"Se você fosse argentino, seria peronista", disse o presidente da Argentina, Alberto Fernández, ao líder chinês numa visita a Pequim há poucos dias. Fiquei pensando em como o intérprete se virou com "peronista" na tradução do gracejo. Mas Xi Jinping terá entendido a mensagem, Fernández o vê como alguém do mesmo time.
Não à toa. A China se torna um sócio incontornável de uma Argentina em crise, escrevi aqui em 2020. E como a crise argentina não termina nunca, Pequim vai ganhando espaço. Na viagem, Fernández anunciou investimentos chineses da ordem de US$ 23 bilhões no país. Em 2021, a China passou a ser a principal origem das importações da Argentina, superando o Brasil.
Fernández estava em Pequim com a cabeça também em Washington. Negocia com o FMI a reestruturação da dívida argentina, equilibra-se entre as tratativas com o fundo e com a China e lança mão de movimentos paralelos para valorizar sua posição negociadora.
Exercer autonomia estratégica para uma Argentina em crise é como andar em corda bamba: se se desequilibrar, resta-lhe a bancarrota. Funcionando, há um novo acerto com o FMI e mais recursos chineses; dando errado, fica sem um nem outro. E, no passado, mesmo investimentos chineses anunciados em visita presidencial não se materializaram.
Como nenhum outro país, a China tem condições de financiar projetos de infraestrutura numa Argentina assombrada pelo risco do calote e em busca de investimentos. Além disso, num momento de escassez de dólares em Buenos Aires, um novo acordo de swap cambial é costurado com os chineses. O objetivo é aumentar o uso das moedas locais para comércio e investimentos —um alívio para o país de reservas limitadas, mas também algo que Pequim, com interesse na internacionalização do yuan, quer promover.
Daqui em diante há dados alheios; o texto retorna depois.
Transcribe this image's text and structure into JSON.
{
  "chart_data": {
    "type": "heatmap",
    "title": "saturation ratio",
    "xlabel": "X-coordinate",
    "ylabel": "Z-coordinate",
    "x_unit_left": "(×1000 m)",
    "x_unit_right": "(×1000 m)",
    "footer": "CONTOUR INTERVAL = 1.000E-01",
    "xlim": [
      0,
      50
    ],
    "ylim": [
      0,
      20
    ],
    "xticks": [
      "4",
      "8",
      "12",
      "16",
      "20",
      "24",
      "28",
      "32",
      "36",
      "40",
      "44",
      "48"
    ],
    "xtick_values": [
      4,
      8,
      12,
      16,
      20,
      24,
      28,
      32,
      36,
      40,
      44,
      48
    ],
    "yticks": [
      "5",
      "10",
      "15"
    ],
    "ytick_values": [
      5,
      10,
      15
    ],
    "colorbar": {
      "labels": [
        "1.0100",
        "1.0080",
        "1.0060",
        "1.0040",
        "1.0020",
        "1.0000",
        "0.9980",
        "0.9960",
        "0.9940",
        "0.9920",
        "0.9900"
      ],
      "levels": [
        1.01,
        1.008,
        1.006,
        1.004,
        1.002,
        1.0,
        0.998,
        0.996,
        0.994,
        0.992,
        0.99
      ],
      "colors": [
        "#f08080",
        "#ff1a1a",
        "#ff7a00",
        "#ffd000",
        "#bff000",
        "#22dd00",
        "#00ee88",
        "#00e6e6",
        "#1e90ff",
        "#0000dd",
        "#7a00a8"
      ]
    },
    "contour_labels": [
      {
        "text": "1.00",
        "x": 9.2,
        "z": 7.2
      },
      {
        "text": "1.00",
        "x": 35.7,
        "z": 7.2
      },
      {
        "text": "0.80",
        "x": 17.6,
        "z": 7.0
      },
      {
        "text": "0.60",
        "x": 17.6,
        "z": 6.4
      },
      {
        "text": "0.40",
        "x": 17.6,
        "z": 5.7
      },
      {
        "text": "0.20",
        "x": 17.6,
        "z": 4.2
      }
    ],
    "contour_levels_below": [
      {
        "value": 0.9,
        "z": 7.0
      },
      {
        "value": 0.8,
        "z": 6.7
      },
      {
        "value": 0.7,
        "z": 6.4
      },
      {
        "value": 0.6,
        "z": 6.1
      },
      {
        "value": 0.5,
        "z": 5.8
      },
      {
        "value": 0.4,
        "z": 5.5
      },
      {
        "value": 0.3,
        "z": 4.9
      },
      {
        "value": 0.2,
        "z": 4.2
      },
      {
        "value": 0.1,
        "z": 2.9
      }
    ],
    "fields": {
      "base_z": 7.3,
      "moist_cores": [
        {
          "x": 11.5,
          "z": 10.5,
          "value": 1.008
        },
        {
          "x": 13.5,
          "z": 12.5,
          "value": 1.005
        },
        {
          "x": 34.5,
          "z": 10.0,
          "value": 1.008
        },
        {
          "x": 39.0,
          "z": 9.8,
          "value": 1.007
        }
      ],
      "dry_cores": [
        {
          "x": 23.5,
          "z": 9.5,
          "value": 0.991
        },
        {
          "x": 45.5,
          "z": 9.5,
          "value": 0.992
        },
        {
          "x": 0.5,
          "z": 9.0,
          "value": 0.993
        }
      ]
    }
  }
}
No entanto, nada do que Fernández tivesse a oferecer teria tanto valor quanto à adesão da Argentina à Nova Rota da Seda. O projeto dos olhos de Xi Jinping ganhou tração no mundo em desenvolvimento, mas, na América Latina, encontra resistência de Brasil, México e Colômbia.
Ao ampliar o número de endossos à iniciativa, Pequim busca especialmente algo de valor político. A China vê a adesão como um sinal de reconhecimento e prestígio internacional, um atestado de país capaz de moldar a governança global. A Argentina de Alberto Fernández fez as contas e chegou à conclusão de que valia a pena conferir a Pequim essa chancela agora. Operador experiente, o peronista também capitaliza com os chineses diante da relutância de outros grandes países da região.
Mas ele sabe que também precisa dos EUA nas tratativas com o FMI. Prometeu uma relação de respeito com Washington diretamente de Pequim, após receber duras críticas internas quanto ao momento da sua viagem, com escala também na Rússia. Fernández, o equilibrista, ainda obteve há poucos dias o sinal verde da OCDE para iniciar (como o Brasil) seu processo de ingresso ao foro em que os EUA têm grande influência.
O presidente argentino acena ao mesmo tempo para a China e para o FMI, para os EUA e para a Nova Rota da Seda, para a OCDE e para o Brics (sim, pediu apoio chinês para entrar no grupo). Com tudo isso, ainda precisa fazer malabarismo para administrar sua própria base aliada em Buenos Aires.
Calculado mas arriscado, o hiperativismo no flerte tem o objetivo de maximizar o poder de barganha de um país sem muitas opções. A realidade, no entanto, se impõe: aumenta a influência da China na Argentina.